The stretch of road running from Perth to Inverness was found to be particularly treacherous for drivers, accounting for five of the 25 collisions on the A9 last year.
The A96 running from Inverness to Aberdeen and the A93 from Aberdeen to Bridge of Cally were also among the worst roads for vehicle accidents. There was a total of ten and nine collisions occurring along these routes respectively last year, amounting to ten fatalities between them.
The A7 from the Sheriffhall roundabout to Galashiels followed as the fourth most dangerous stretch of road, with eight accidents and five fatalities last year, while the A702, A87, A74 and A68 saw seven accidents each over the course of 2018, amounting to 21 fatalities between them.
Despite more than 140 deaths occurring on Scottish roads last year, Transport Scotland said these latest official statistics confirm that road casualties in Scotland are actually at their lowest levels since records began.
However, it was noted there has been a slight increase in the number of fatalities.
The figures follow a weekend of carnage on Scottish roads. Four people were killed in vehicle crashes from Friday to Sunday.
Transport Scotland were quick to reassure that a number of safety measures have been put in place over the course of the past year to improve driver behaviour and speed compliance on the roads.

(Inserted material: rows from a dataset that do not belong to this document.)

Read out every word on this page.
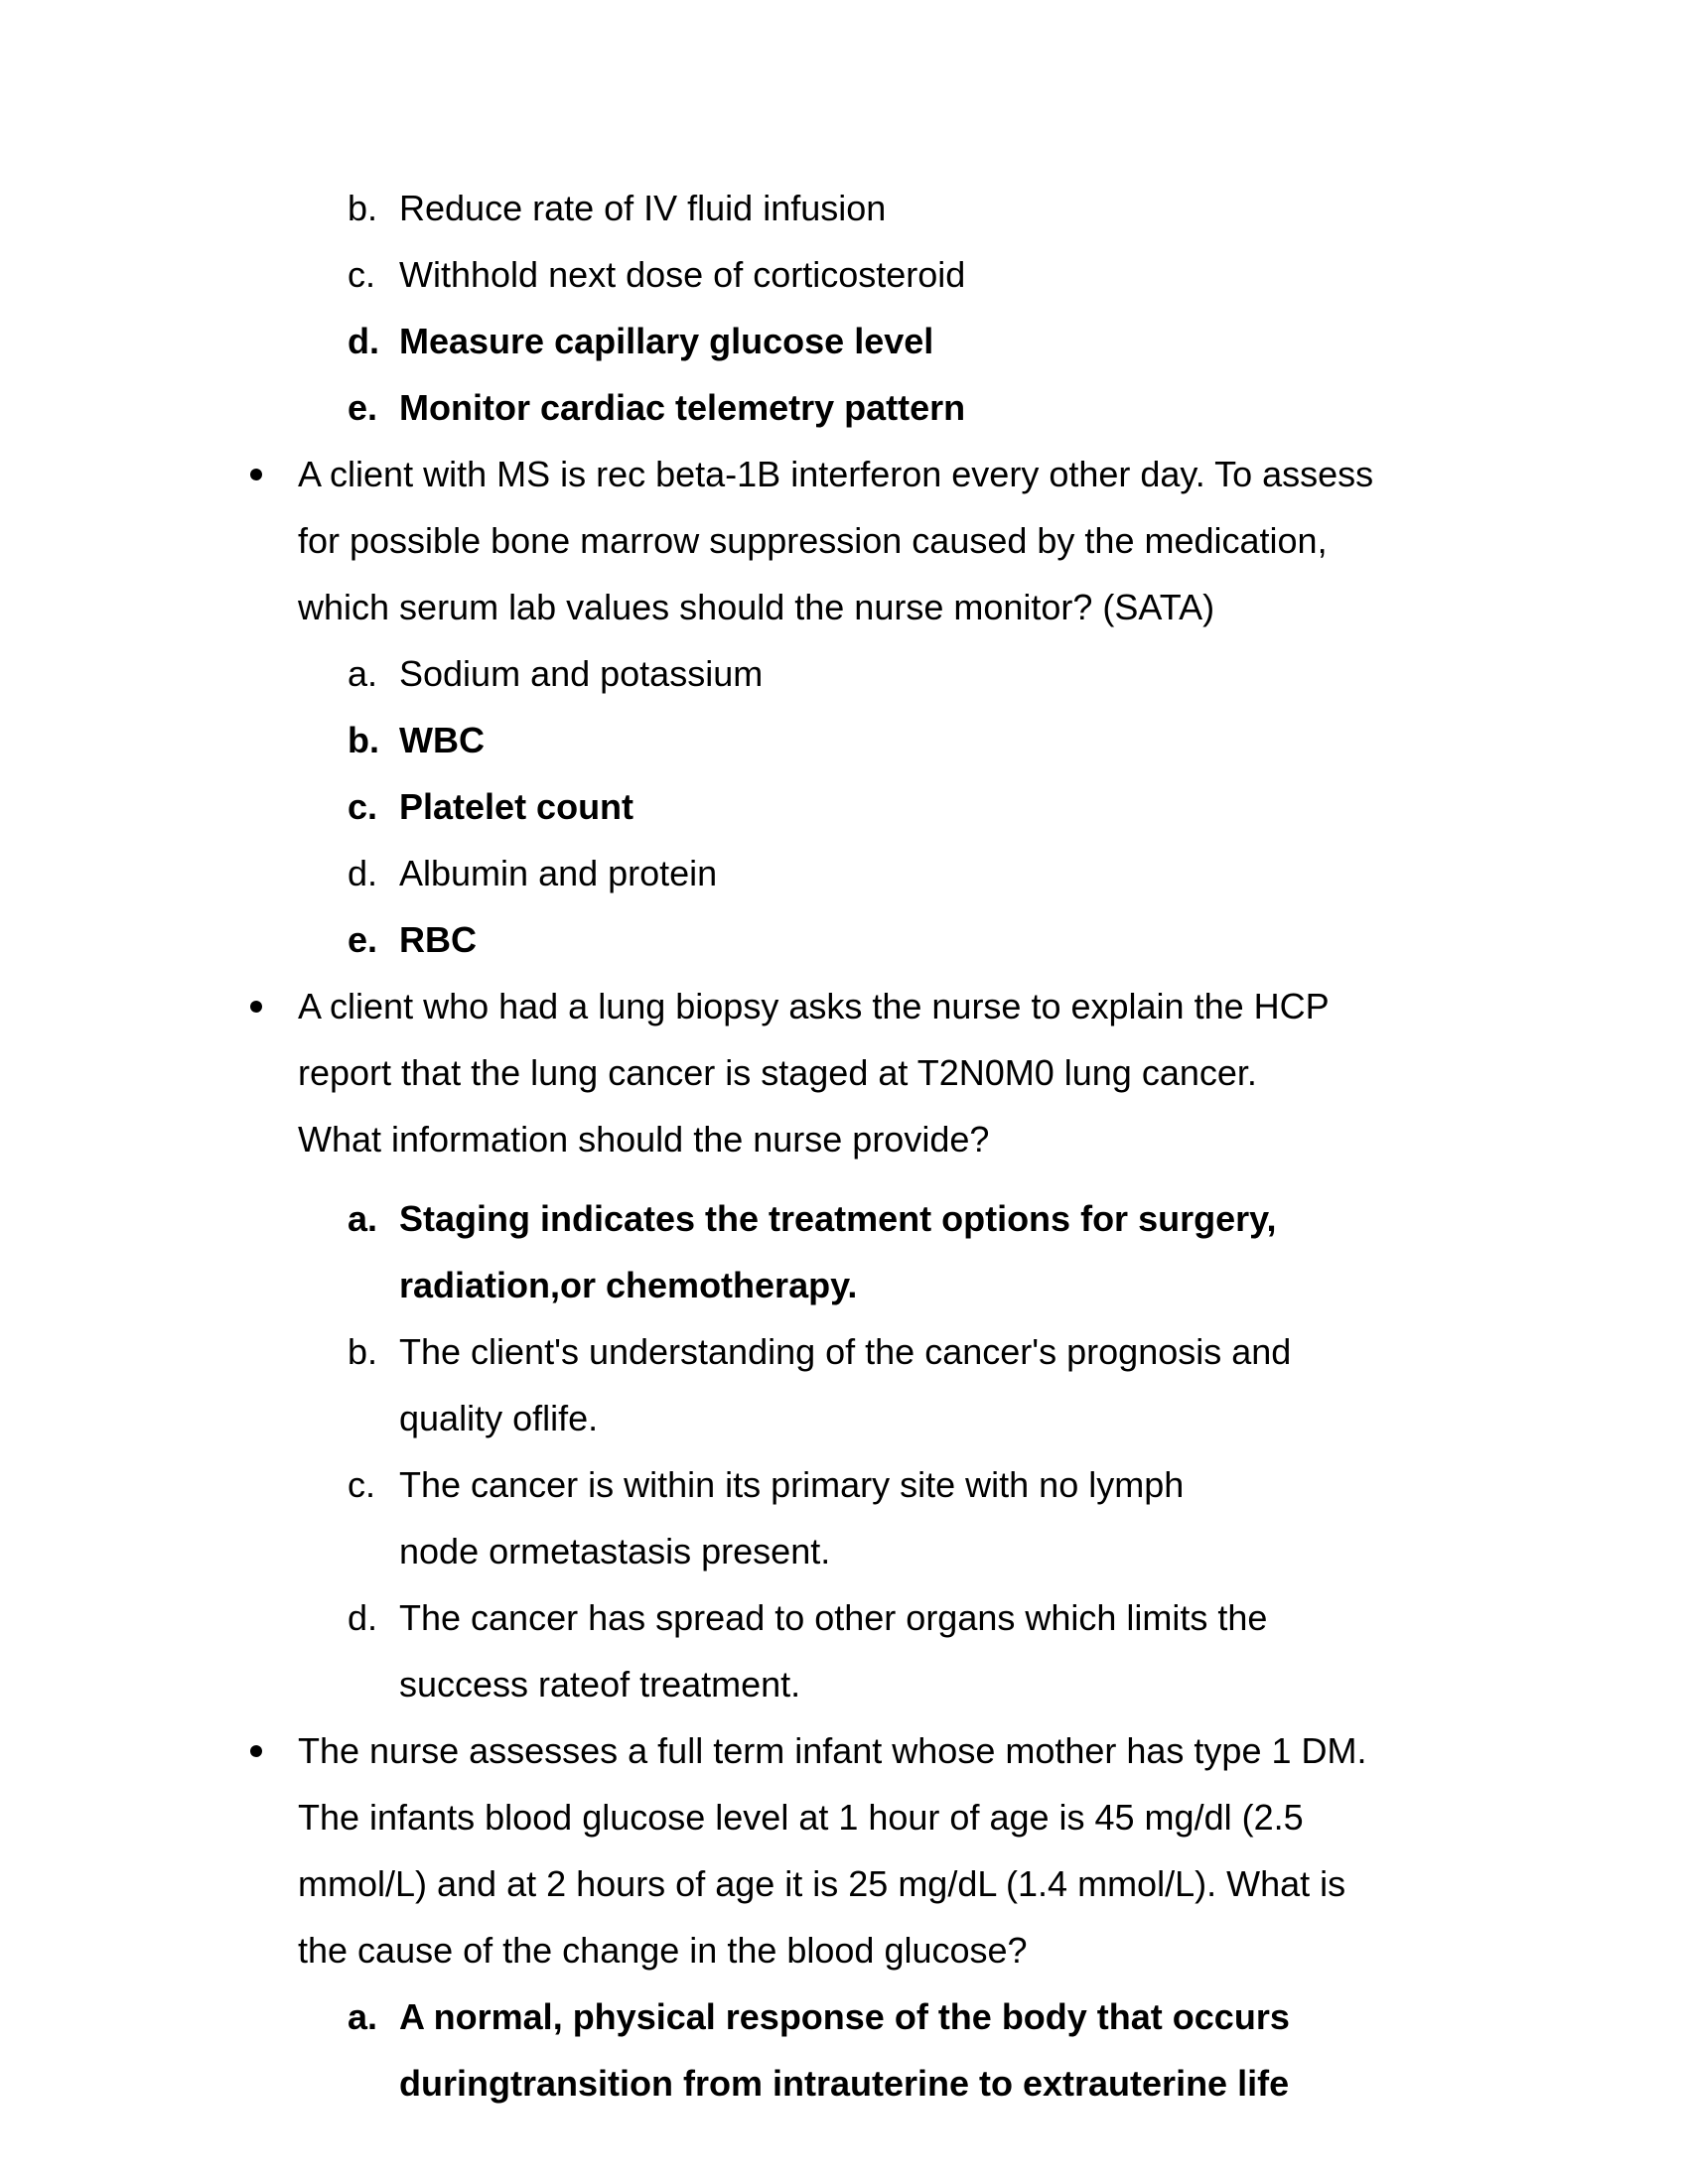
b. Reduce rate of IV fluid infusion
c. Withhold next dose of corticosteroid
d. Measure capillary glucose level
e. Monitor cardiac telemetry pattern
A client with MS is rec beta-1B interferon every other day. To assess
for possible bone marrow suppression caused by the medication,
which serum lab values should the nurse monitor? (SATA)
a. Sodium and potassium
b. WBC
c. Platelet count
d. Albumin and protein
e. RBC
A client who had a lung biopsy asks the nurse to explain the HCP
report that the lung cancer is staged at T2N0M0 lung cancer.
What information should the nurse provide?
a. Staging indicates the treatment options for surgery,
radiation,or chemotherapy.
b. The client's understanding of the cancer's prognosis and
quality oflife.
c. The cancer is within its primary site with no lymph
node ormetastasis present.
d. The cancer has spread to other organs which limits the
success rateof treatment.
The nurse assesses a full term infant whose mother has type 1 DM.
The infants blood glucose level at 1 hour of age is 45 mg/dl (2.5
mmol/L) and at 2 hours of age it is 25 mg/dL (1.4 mmol/L). What is
the cause of the change in the blood glucose?
a. A normal, physical response of the body that occurs
duringtransition from intrauterine to extrauterine life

A Scottish Government spokesperson said, “Selection criteria for safety cameras has been revised in the past year and we will see more average speed camera systems in Scotland in the future.
“Where the right technology is used in the right location, we can see transformative improvements in driver behaviour and speed compliance.
“A number of new safety camera sites have been identified in the 12 months. Deployments at these locations will build on the successes of safety cameras elsewhere on our road network, which include the A9, which has led to a 31 per cent reduction in casualties.”